Super user Role not working for SAML users

(HanRem) #1

We are in the process of setting up SAML authentication with ELK. From Elastic Search, we are integrating with OneLogin, The integreation is successful and I am able to login with SAML user. I have given the role of superuser to the SAML user (by logging as elastic).

When I login as the saml user, I am able to access all the menus in the "Management" tab except the Users and Roles for which I am getting

Permission denied

You do not have permission to manage users.

Kindly let me know how this can be resolved

(Tim Vernum) #2

What do you mean by this?
That your OneLogin user is called elastic?
That doesn't make them a superuser. Users are contained entirely within their own realms, so the builtin elastic user is not the same as a saml elastic user.
The only way to make a SAML user a superuser is to grant them that role through the role-mapping API in Elasticsearch.

(HanRem) #3

No, My onelogin user name is not elastic. What I meant is, I provided super user role to my saml user by logging in to Kibana and adding roles through the management tab.
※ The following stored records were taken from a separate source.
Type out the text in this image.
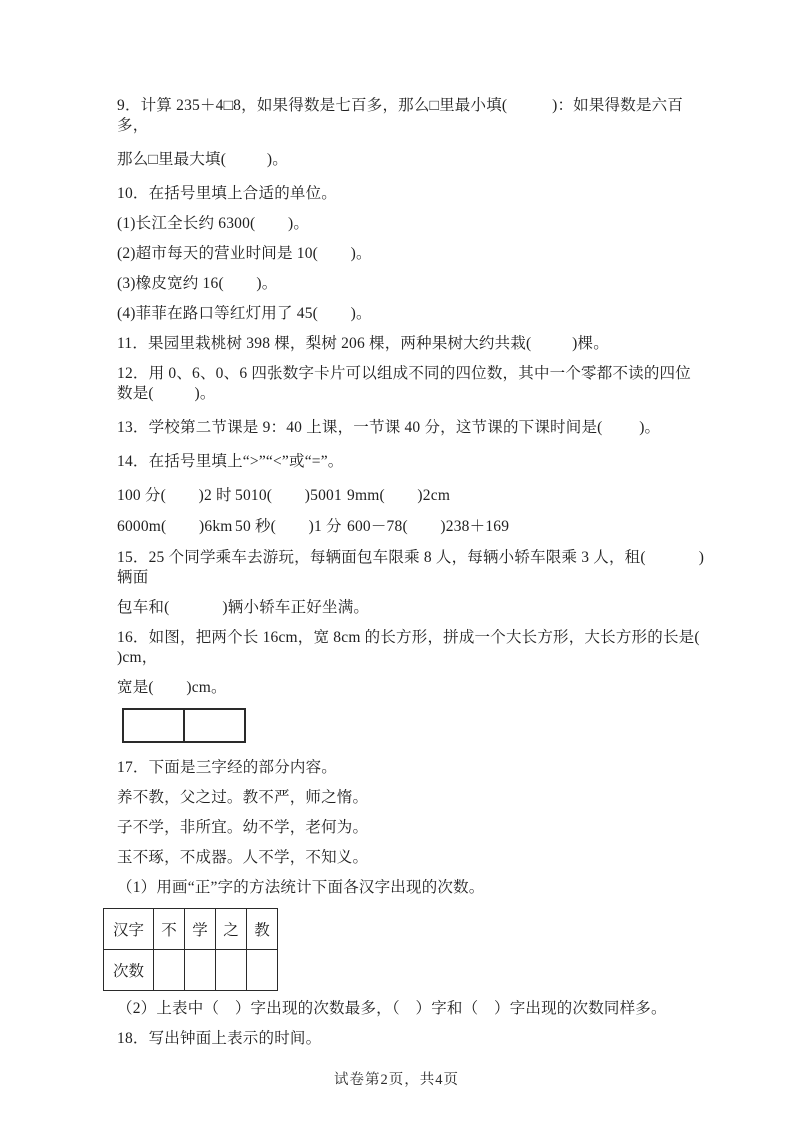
9．计算 235＋4□8，如果得数是七百多，那么□里最小填(           )：如果得数是六百多，
那么□里最大填(          )。
10．在括号里填上合适的单位。
(1)长江全长约 6300(        )。
(2)超市每天的营业时间是 10(        )。
(3)橡皮宽约 16(        )。
(4)菲菲在路口等红灯用了 45(        )。
11．果园里栽桃树 398 棵，梨树 206 棵，两种果树大约共栽(          )棵。
12．用 0、6、0、6 四张数字卡片可以组成不同的四位数，其中一个零都不读的四位数是(          )。
13．学校第二节课是 9：40 上课，一节课 40 分，这节课的下课时间是(         )。
14．在括号里填上“>”“<”或“=”。
100 分(        )2 时 5010(        )5001 9mm(        )2cm
6000m(        )6km 50 秒(        )1 分 600－78(        )238＋169
15．25 个同学乘车去游玩，每辆面包车限乘 8 人，每辆小轿车限乘 3 人，租(             )辆面
包车和(             )辆小轿车正好坐满。
16．如图，把两个长 16cm，宽 8cm 的长方形，拼成一个大长方形，大长方形的长是(         )cm，
宽是(        )cm。
17．下面是三字经的部分内容。
养不教，父之过。教不严，师之惰。
子不学，非所宜。幼不学，老何为。
玉不琢，不成器。人不学，不知义。
（1）用画“正”字的方法统计下面各汉字出现的次数。
汉字	不	学	之	教
次数				
（2）上表中（　）字出现的次数最多，（　）字和（　）字出现的次数同样多。
18．写出钟面上表示的时间。
试卷第2页，共4页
I tried setting up the role through Role Mapping API and it worked :slight_smile:

Wonder why its not working when setting it up through Kibana Management menu

(Tim Vernum) #4

This is the same reason as above - when you assign roles in the Kibana Management UI, you were acting on a user in the "native" realm, not the saml realm.
It short, the "hanciv" user in that UI is unrelated to a "hanciv" user that authenticates via SAML.

(HanRem) #5

Thanks, got it. So i dont have to provision the users locally in Kibana if they are coming through saml realm..

(system) #6

This topic was automatically closed 28 days after the last reply. New replies are no longer allowed.